第35章 常夏SPLASH
ようやく小さく深呼吸をして、彼女は火照りを引きずる足取りでゆっくりと歩き出す。
少し前を行くミリオとねじれは、「通形、夕飯なに食べる~?」「牛丼一択でしょ!」と呑気に会話を弾ませており、背後で起きた二人の劇的なやり取りには全く気づいていない。

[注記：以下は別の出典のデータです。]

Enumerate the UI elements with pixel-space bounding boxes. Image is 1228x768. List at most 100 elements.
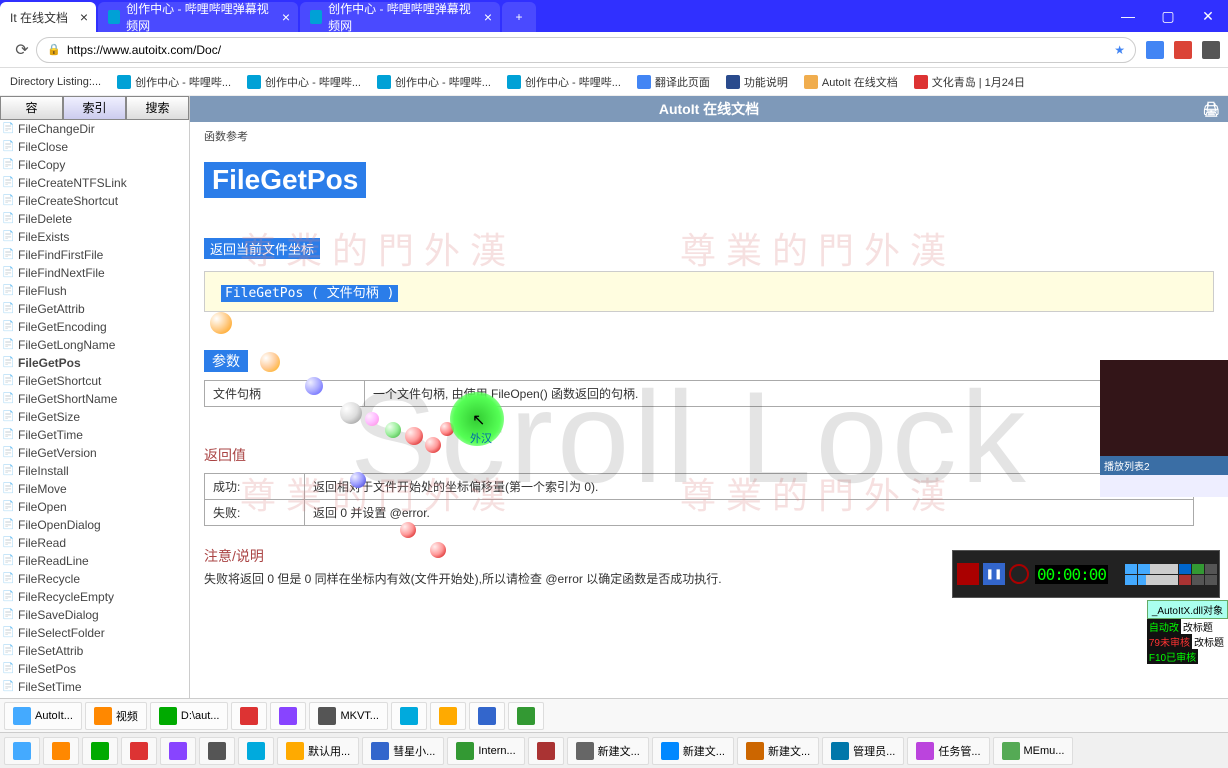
taskbar-item[interactable]	[391, 702, 427, 730]
sidebar-tab-contents[interactable]: 容	[0, 96, 63, 120]
bookmark-item[interactable]: 创作中心 - 哔哩哔...	[243, 72, 365, 92]
sidebar-item[interactable]: FileGetSize	[0, 408, 189, 426]
bookmark-item[interactable]: Directory Listing:...	[6, 74, 105, 90]
sidebar-item[interactable]: FileGetLongName	[0, 336, 189, 354]
sidebar-item[interactable]: FileSelectFolder	[0, 624, 189, 642]
sidebar-item[interactable]: FileGetAttrib	[0, 300, 189, 318]
bookmark-item[interactable]: AutoIt 在线文档	[800, 72, 902, 92]
sidebar-item[interactable]: FileSetAttrib	[0, 642, 189, 660]
sidebar-item[interactable]: FileInstall	[0, 462, 189, 480]
playlist-controls[interactable]	[1100, 475, 1228, 497]
sidebar-item[interactable]: FileGetEncoding	[0, 318, 189, 336]
video-thumbnail[interactable]	[1100, 360, 1228, 456]
tab-title: 创作中心 - 哔哩哔哩弹幕视频网	[328, 0, 472, 34]
sidebar-item[interactable]: FileRead	[0, 534, 189, 552]
sidebar-item[interactable]: FileFindFirstFile	[0, 246, 189, 264]
app-icon	[576, 742, 594, 760]
translate-icon[interactable]	[1146, 41, 1164, 59]
taskbar-item[interactable]	[4, 737, 40, 765]
taskbar-item[interactable]: Intern...	[447, 737, 524, 765]
taskbar-item[interactable]: 默认用...	[277, 737, 359, 765]
screen-recorder[interactable]: ❚❚ 00:00:00	[952, 550, 1220, 598]
taskbar-item[interactable]: AutoIt...	[4, 702, 82, 730]
extension-icon[interactable]	[1202, 41, 1220, 59]
sidebar-item[interactable]: FileGetTime	[0, 426, 189, 444]
sidebar-item[interactable]: FileChangeDir	[0, 120, 189, 138]
sidebar-item[interactable]: FileClose	[0, 138, 189, 156]
taskbar-item[interactable]: 任务管...	[907, 737, 989, 765]
taskbar-item[interactable]	[469, 702, 505, 730]
bookmark-item[interactable]: 创作中心 - 哔哩哔...	[113, 72, 235, 92]
sidebar-item[interactable]: FileCopy	[0, 156, 189, 174]
close-icon[interactable]: ×	[484, 9, 492, 25]
close-icon[interactable]: ×	[282, 9, 290, 25]
app-icon	[130, 742, 148, 760]
sidebar-item[interactable]: FileCreateNTFSLink	[0, 174, 189, 192]
taskbar-item[interactable]	[82, 737, 118, 765]
taskbar-item[interactable]: 彗星小...	[362, 737, 444, 765]
taskbar-item[interactable]	[199, 737, 235, 765]
close-icon[interactable]: ×	[80, 9, 88, 25]
sidebar-item[interactable]: FileGetShortcut	[0, 372, 189, 390]
sidebar-item[interactable]: FileExists	[0, 228, 189, 246]
browser-tab[interactable]: 创作中心 - 哔哩哔哩弹幕视频网 ×	[98, 2, 298, 32]
sidebar-item[interactable]: FileGetVersion	[0, 444, 189, 462]
sidebar-item[interactable]: FileOpenDialog	[0, 516, 189, 534]
taskbar-item[interactable]: 新建文...	[652, 737, 734, 765]
pause-button[interactable]: ❚❚	[983, 563, 1005, 585]
taskbar-item[interactable]	[270, 702, 306, 730]
new-tab-button[interactable]: +	[502, 2, 536, 32]
taskbar-item[interactable]	[43, 737, 79, 765]
bookmark-item[interactable]: 创作中心 - 哔哩哔...	[503, 72, 625, 92]
record-button[interactable]	[957, 563, 979, 585]
print-icon[interactable]: 🖨	[1202, 101, 1220, 118]
bookmark-item[interactable]: 翻译此页面	[633, 72, 714, 92]
minimize-button[interactable]: —	[1108, 0, 1148, 32]
sidebar-item[interactable]: FileCreateShortcut	[0, 192, 189, 210]
browser-tab[interactable]: 创作中心 - 哔哩哔哩弹幕视频网 ×	[300, 2, 500, 32]
taskbar-item[interactable]: 新建文...	[567, 737, 649, 765]
sidebar-item[interactable]: FileSaveDialog	[0, 606, 189, 624]
sidebar-item[interactable]: FileDelete	[0, 210, 189, 228]
sidebar-item[interactable]: FileFindNextFile	[0, 264, 189, 282]
taskbar-item[interactable]	[430, 702, 466, 730]
taskbar-item[interactable]: 视频	[85, 702, 147, 730]
taskbar-item[interactable]: 新建文...	[737, 737, 819, 765]
sidebar-tab-search[interactable]: 搜索	[126, 96, 189, 120]
sidebar-item[interactable]: FileGetPos	[0, 354, 189, 372]
sidebar-list[interactable]: FileChangeDirFileCloseFileCopyFileCreate…	[0, 120, 189, 698]
bookmark-item[interactable]: 文化青岛 | 1月24日	[910, 72, 1029, 92]
bookmark-item[interactable]: 功能说明	[722, 72, 792, 92]
sidebar-tab-index[interactable]: 索引	[63, 96, 126, 120]
bookmark-star-icon[interactable]: ★	[1114, 43, 1125, 57]
translate-icon	[637, 75, 651, 89]
reload-button[interactable]: ⟳	[8, 40, 36, 60]
bookmark-item[interactable]: 创作中心 - 哔哩哔...	[373, 72, 495, 92]
taskbar-item[interactable]: MKVT...	[309, 702, 388, 730]
sidebar-item[interactable]: FileFlush	[0, 282, 189, 300]
taskbar-item[interactable]	[528, 737, 564, 765]
browser-tab-active[interactable]: It 在线文档 ×	[0, 2, 96, 32]
sidebar-item[interactable]: FileGetShortName	[0, 390, 189, 408]
doc-sidebar: 容 索引 搜索 FileChangeDirFileCloseFileCopyFi…	[0, 96, 190, 698]
taskbar-item[interactable]: 管理员...	[822, 737, 904, 765]
extension-icon[interactable]	[1174, 41, 1192, 59]
url-input[interactable]: 🔒 https://www.autoitx.com/Doc/ ★	[36, 37, 1136, 63]
sidebar-item[interactable]: FileSetTime	[0, 678, 189, 696]
maximize-button[interactable]: ▢	[1148, 0, 1188, 32]
taskbar-item[interactable]	[160, 737, 196, 765]
sidebar-item[interactable]: FileSetPos	[0, 660, 189, 678]
sidebar-item[interactable]: FileRecycleEmpty	[0, 588, 189, 606]
taskbar-item[interactable]: D:\aut...	[150, 702, 229, 730]
sidebar-item[interactable]: FileReadLine	[0, 552, 189, 570]
taskbar-item[interactable]: MEmu...	[993, 737, 1074, 765]
taskbar-item[interactable]	[508, 702, 544, 730]
taskbar-item[interactable]	[238, 737, 274, 765]
taskbar-item[interactable]	[121, 737, 157, 765]
taskbar-item[interactable]	[231, 702, 267, 730]
app-icon	[371, 742, 389, 760]
close-button[interactable]: ✕	[1188, 0, 1228, 32]
sidebar-item[interactable]: FileOpen	[0, 498, 189, 516]
sidebar-item[interactable]: FileRecycle	[0, 570, 189, 588]
sidebar-item[interactable]: FileMove	[0, 480, 189, 498]
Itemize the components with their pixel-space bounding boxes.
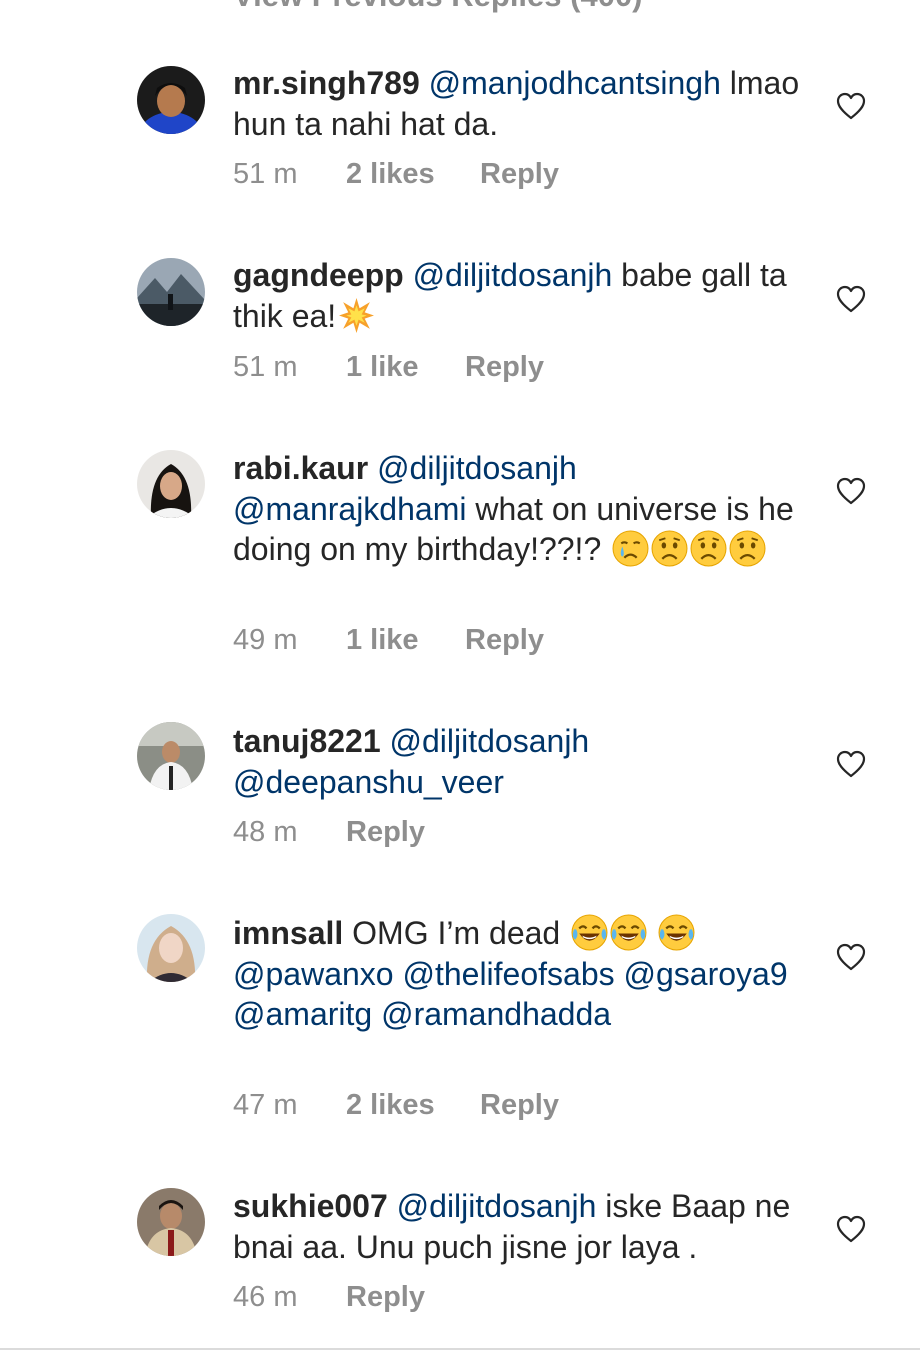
mention-link[interactable]: @manjodhcantsingh (429, 65, 721, 101)
comment-text: gagndeepp @diljitdosanjh babe gall ta th… (233, 255, 808, 336)
comment-text: tanuj8221 @diljitdosanjh @deepanshu_veer (233, 721, 808, 802)
heart-outline-icon[interactable] (836, 943, 866, 971)
mention-link[interactable]: @diljitdosanjh (377, 450, 577, 486)
comment-username[interactable]: rabi.kaur (233, 450, 368, 486)
comment-meta: 49 m 1 like Reply (233, 624, 544, 657)
comment-meta: 47 m 2 likes Reply (233, 1089, 559, 1122)
comment-text-fragment (647, 915, 656, 951)
view-previous-replies-link[interactable]: View Previous Replies (400) (233, 0, 643, 14)
comment-text-fragment (372, 996, 381, 1032)
mention-link[interactable]: @pawanxo (233, 956, 394, 992)
comment-time: 48 m (233, 816, 298, 848)
likes-count[interactable]: 1 like (346, 351, 465, 384)
mention-link[interactable]: @diljitdosanjh (390, 723, 590, 759)
comment-username[interactable]: tanuj8221 (233, 723, 381, 759)
comment-username[interactable]: sukhie007 (233, 1188, 388, 1224)
mention-link[interactable]: @ramandhadda (381, 996, 611, 1032)
comment-text-fragment: OMG I’m dead (352, 915, 570, 951)
crying-face-emoji-icon (612, 530, 649, 567)
avatar[interactable] (137, 1188, 205, 1256)
comment-text: imnsall OMG I’m dead @pawanxo @thelifeof… (233, 913, 808, 1035)
tears-of-joy-emoji-icon (571, 914, 608, 951)
likes-count[interactable]: 2 likes (346, 1089, 480, 1122)
heart-outline-icon[interactable] (836, 1215, 866, 1243)
comment-meta: 51 m 1 like Reply (233, 351, 544, 384)
mention-link[interactable]: @gsaroya9 (624, 956, 788, 992)
mention-link[interactable]: @thelifeofsabs (402, 956, 614, 992)
mention-link[interactable]: @deepanshu_veer (233, 764, 504, 800)
heart-outline-icon[interactable] (836, 477, 866, 505)
worried-face-emoji-icon (690, 530, 727, 567)
comment-time: 47 m (233, 1089, 298, 1121)
heart-outline-icon[interactable] (836, 92, 866, 120)
reply-button[interactable]: Reply (346, 816, 425, 849)
comment-meta: 51 m 2 likes Reply (233, 158, 559, 191)
heart-outline-icon[interactable] (836, 285, 866, 313)
tears-of-joy-emoji-icon (658, 914, 695, 951)
comment-username[interactable]: imnsall (233, 915, 343, 951)
reply-button[interactable]: Reply (465, 351, 544, 384)
comment-time: 51 m (233, 158, 298, 190)
avatar[interactable] (137, 450, 205, 518)
reply-button[interactable]: Reply (480, 158, 559, 191)
comment-username[interactable]: mr.singh789 (233, 65, 420, 101)
reply-button[interactable]: Reply (480, 1089, 559, 1122)
avatar[interactable] (137, 66, 205, 134)
tears-of-joy-emoji-icon (610, 914, 647, 951)
comment-meta: 48 m Reply (233, 816, 425, 849)
avatar[interactable] (137, 914, 205, 982)
mention-link[interactable]: @manrajkdhami (233, 491, 466, 527)
comment-time: 51 m (233, 351, 298, 383)
worried-face-emoji-icon (651, 530, 688, 567)
reply-button[interactable]: Reply (465, 624, 544, 657)
mention-link[interactable]: @diljitdosanjh (397, 1188, 597, 1224)
comment-text: mr.singh789 @manjodhcantsingh lmao hun t… (233, 63, 808, 144)
likes-count[interactable]: 1 like (346, 624, 465, 657)
comment-time: 46 m (233, 1281, 298, 1313)
likes-count[interactable]: 2 likes (346, 158, 480, 191)
heart-outline-icon[interactable] (836, 750, 866, 778)
avatar[interactable] (137, 722, 205, 790)
reply-button[interactable]: Reply (346, 1281, 425, 1314)
divider (0, 1348, 920, 1350)
comment-text: sukhie007 @diljitdosanjh iske Baap ne bn… (233, 1186, 808, 1267)
mention-link[interactable]: @diljitdosanjh (413, 257, 613, 293)
comment-time: 49 m (233, 624, 298, 656)
comment-username[interactable]: gagndeepp (233, 257, 404, 293)
comment-meta: 46 m Reply (233, 1281, 425, 1314)
worried-face-emoji-icon (729, 530, 766, 567)
comment-text-fragment (615, 956, 624, 992)
avatar[interactable] (137, 258, 205, 326)
mention-link[interactable]: @amaritg (233, 996, 372, 1032)
collision-emoji-icon (338, 297, 375, 334)
comment-text: rabi.kaur @diljitdosanjh @manrajkdhami w… (233, 448, 808, 570)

ずっと隣を歩いていた環が、歩調を合わせるようにユカリの顔をチラッと見た。
そして、すぐに前を向いて歩きながら、ぽつりと言った。
「……ユカリ、顔赤い」
「え!?赤くないよ!?」
即座に否定するものの、その頬は夕日以上に熱を帯びている。
環は少しの間を置いて、淡々とした口調で続けた。
「……嬉しそう」
「っ、だ、だって今から事務所行くからね! 久々にお世話になった人に会うから嬉しいの!」
「論理が滅茶苦茶」
「もう!環の意地悪……!」
拗ねたようにそっぽを向くユカリの横顔を、環は静かに見つめた。
(……まあ、ユカリが嬉しいなら俺も嬉しいからいいけど……)
青春を謳歌している幼馴染の姿。
自分とは違う強さを持つ彼女が、こうして誰かに心を揺らし、愛らしい表情を見せていることが、環にとっては純粋に嬉しかった。
いつも誰かの為ばかりに動いている。
そんな彼女だからこそ。
環は小さく、けれど確かに安堵の笑みをこぼすと、そっと彼女を守るように寄り添って歩き続けた。
夕闇が静かに迫る街路。
少し不器用で、けれど真っ直ぐに、水面を遮るように熱く求めた轟。
己の激情に突き動かされ、傲慢なまでにその心ごと全てを奪おうとした爆豪。
そして、隣で彼女の幸せを何よりも尊び、静かに見守る環。